Tre miliardi di euro, sei grandi banche internazionali e un obiettivo preciso: salvare gli oceani dall’inquinamento plastico entro il 2030. È questo il cuore pulsante della Clean Oceans Initiative 2.0, il nuovo piano d’azione presentato alla Conferenza delle Nazioni Unite sugli Oceani di Nizza.
Il dato da cui parte tutto è allarmante: se non si interviene con decisione, i rifiuti plastici negli oceani potrebbero triplicare entro il 2040, passando dagli attuali 11 milioni di tonnellate fino a 37 milioni all’anno. Ecco perché sei delle più importanti banche di sviluppo del mondo – Cassa Depositi e Prestiti (CDP), Agence Française de Développement (AFD), Kreditanstalt für Wiederaufbau (KfW), Banca Europea per gli Investimenti (BEI), Banca Europea per la Ricostruzione e lo Sviluppo (BERS) e la nuova partner Banca Asiatica di Sviluppo (ADB) – hanno deciso di unire le forze.
Una strategia globale, concreta e multilivello
Il piano prevede la mobilitazione di 3 miliardi di euro tra il 2026 e il 2030, puntando su tre azioni chiave:
- Prevenzione dell’inquinamento plastico
- Sviluppo dell’economia circolare
- Promozione di alternative sostenibili alla plastica tradizionale
Un cambio di paradigma rispetto al passato, quando l’attenzione era rivolta soprattutto alla gestione dei rifiuti già prodotti. Oggi si guarda soprattutto a interventi strutturali nei territori più vulnerabili, come Asia, Africa e America Latina.

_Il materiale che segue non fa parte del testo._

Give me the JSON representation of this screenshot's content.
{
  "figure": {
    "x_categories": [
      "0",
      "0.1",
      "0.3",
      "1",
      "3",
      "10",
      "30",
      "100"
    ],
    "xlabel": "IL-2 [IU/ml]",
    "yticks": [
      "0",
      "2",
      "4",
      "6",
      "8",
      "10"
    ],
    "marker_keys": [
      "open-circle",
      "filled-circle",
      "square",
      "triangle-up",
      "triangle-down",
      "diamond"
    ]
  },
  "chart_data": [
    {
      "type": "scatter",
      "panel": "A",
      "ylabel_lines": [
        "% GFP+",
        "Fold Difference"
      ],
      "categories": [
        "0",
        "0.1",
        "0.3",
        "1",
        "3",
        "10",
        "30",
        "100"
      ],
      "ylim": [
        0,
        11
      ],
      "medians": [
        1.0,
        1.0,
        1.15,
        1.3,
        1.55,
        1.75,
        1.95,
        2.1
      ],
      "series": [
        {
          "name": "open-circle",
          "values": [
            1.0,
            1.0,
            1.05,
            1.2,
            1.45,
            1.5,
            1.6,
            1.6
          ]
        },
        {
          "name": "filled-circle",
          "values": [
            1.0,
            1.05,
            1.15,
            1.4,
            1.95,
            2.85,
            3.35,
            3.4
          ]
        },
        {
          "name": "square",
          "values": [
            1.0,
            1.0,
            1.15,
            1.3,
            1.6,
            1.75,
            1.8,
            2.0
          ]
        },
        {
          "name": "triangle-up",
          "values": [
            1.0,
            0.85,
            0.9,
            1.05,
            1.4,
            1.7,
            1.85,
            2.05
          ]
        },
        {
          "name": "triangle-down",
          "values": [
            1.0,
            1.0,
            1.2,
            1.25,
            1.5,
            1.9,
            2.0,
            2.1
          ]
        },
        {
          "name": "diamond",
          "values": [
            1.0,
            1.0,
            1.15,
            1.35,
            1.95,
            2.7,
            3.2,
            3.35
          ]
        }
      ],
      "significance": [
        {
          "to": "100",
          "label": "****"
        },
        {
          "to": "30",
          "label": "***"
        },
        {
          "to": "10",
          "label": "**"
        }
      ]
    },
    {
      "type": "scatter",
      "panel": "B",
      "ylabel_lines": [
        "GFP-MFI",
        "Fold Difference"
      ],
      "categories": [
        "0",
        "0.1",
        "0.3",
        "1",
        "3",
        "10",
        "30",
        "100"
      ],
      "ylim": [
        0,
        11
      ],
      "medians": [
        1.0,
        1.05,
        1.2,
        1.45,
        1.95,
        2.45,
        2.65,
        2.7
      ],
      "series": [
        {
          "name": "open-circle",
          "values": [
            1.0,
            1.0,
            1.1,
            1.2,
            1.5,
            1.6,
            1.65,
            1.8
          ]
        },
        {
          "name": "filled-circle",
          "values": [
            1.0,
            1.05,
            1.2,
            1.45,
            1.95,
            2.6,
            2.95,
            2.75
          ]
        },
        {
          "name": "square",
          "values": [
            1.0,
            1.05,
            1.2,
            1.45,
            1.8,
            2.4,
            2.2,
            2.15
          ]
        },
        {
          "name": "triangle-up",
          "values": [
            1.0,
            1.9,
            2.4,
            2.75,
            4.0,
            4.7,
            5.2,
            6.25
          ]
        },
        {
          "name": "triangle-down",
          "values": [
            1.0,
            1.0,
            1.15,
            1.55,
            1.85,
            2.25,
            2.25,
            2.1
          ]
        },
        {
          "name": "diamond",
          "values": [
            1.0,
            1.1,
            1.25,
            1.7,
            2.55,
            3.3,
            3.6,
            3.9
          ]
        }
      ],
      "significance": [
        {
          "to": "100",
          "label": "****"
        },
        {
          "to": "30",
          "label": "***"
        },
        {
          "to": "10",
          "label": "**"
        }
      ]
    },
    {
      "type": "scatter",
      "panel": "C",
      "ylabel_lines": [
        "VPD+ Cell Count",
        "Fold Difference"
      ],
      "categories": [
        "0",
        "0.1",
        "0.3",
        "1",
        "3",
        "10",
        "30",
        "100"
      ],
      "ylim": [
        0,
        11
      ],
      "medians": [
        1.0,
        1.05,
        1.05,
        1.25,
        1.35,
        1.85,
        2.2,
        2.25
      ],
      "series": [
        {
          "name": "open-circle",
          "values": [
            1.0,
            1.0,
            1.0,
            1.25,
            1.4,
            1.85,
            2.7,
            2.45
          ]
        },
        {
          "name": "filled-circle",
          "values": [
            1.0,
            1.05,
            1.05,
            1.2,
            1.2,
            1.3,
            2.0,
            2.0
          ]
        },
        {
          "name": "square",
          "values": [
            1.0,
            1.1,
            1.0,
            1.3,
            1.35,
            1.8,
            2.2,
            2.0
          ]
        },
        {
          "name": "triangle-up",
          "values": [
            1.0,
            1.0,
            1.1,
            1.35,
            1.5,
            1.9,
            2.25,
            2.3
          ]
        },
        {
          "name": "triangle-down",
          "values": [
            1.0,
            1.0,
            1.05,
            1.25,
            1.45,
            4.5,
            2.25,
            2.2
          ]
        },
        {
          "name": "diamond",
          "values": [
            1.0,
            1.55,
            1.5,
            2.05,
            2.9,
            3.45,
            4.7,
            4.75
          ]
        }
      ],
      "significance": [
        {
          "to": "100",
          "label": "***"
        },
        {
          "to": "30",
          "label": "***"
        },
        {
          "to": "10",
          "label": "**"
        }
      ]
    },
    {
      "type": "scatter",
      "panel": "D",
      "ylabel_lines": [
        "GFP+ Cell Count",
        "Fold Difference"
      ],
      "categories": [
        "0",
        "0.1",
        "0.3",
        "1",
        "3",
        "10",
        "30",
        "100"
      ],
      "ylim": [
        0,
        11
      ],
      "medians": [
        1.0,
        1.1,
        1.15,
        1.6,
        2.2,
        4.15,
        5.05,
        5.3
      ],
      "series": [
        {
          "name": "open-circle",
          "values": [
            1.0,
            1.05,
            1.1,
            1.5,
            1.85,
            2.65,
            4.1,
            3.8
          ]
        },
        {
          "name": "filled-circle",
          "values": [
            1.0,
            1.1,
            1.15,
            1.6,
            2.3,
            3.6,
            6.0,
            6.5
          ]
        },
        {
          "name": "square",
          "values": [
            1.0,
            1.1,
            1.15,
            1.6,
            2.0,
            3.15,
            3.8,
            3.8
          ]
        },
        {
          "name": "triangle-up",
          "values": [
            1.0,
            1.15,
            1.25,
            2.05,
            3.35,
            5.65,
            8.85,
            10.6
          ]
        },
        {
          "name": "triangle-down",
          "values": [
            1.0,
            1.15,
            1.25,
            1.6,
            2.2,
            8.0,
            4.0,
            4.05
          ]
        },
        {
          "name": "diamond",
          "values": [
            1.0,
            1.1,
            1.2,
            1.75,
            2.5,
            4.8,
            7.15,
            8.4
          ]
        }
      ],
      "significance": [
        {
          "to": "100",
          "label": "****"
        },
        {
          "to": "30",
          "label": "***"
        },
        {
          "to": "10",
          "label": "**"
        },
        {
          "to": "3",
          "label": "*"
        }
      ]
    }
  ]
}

In queste aree, infatti, la gestione dei rifiuti e delle acque rappresenta una delle sfide ambientali più urgenti, soprattutto nelle zone costiere e fluviali ad alta densità abitativa.
Il ruolo dell’Asia e il problema dei fiumi
L’ingresso della Banca Asiatica di Sviluppo non è casuale. Proprio dall’Asia proviene una quota significativa della plastica che finisce in mare, trasportata dai grandi fiumi in cui spesso confluiscono i rifiuti di metropoli sprovviste di sistemi di raccolta adeguati. Il 70-80% della plastica marina proviene da fonti terrestri, una conferma del fatto che affrontare il problema a terra è cruciale per la salute dei mari.
Una prima fase già vincente
La Clean Oceans Initiative non parte da zero. La prima fase del progetto, avviata nel 2018 e conclusa con ben sette mesi di anticipo nel maggio 2025, ha mobilitato oltre 4 miliardi di euro. I risultati parlano da soli:
- Trattamento delle acque reflue migliorato in Sri Lanka, Cina, Egitto e Sudafrica
- Gestione dei rifiuti solidi potenziata in Togo e Senegal
- Opere di protezione dalle inondazioni realizzate in Benin, Marocco ed Ecuador
Microplastiche: il nemico invisibile
Ma la battaglia non si ferma alla plastica visibile. La Clean Oceans Initiative 2.0 punta ora anche al contrasto delle microplastiche, minuscole particelle (spesso invisibili) che finiscono nei mari in una quantità stimata di 1,5 milioni di tonnellate all’anno. Rappresentano oltre il 10% dell’inquinamento plastico marino e il loro impatto sugli ecosistemi e sulla salute umana è ancora oggetto di studio. Ma una cosa è certa: sono già entrate nella catena alimentare.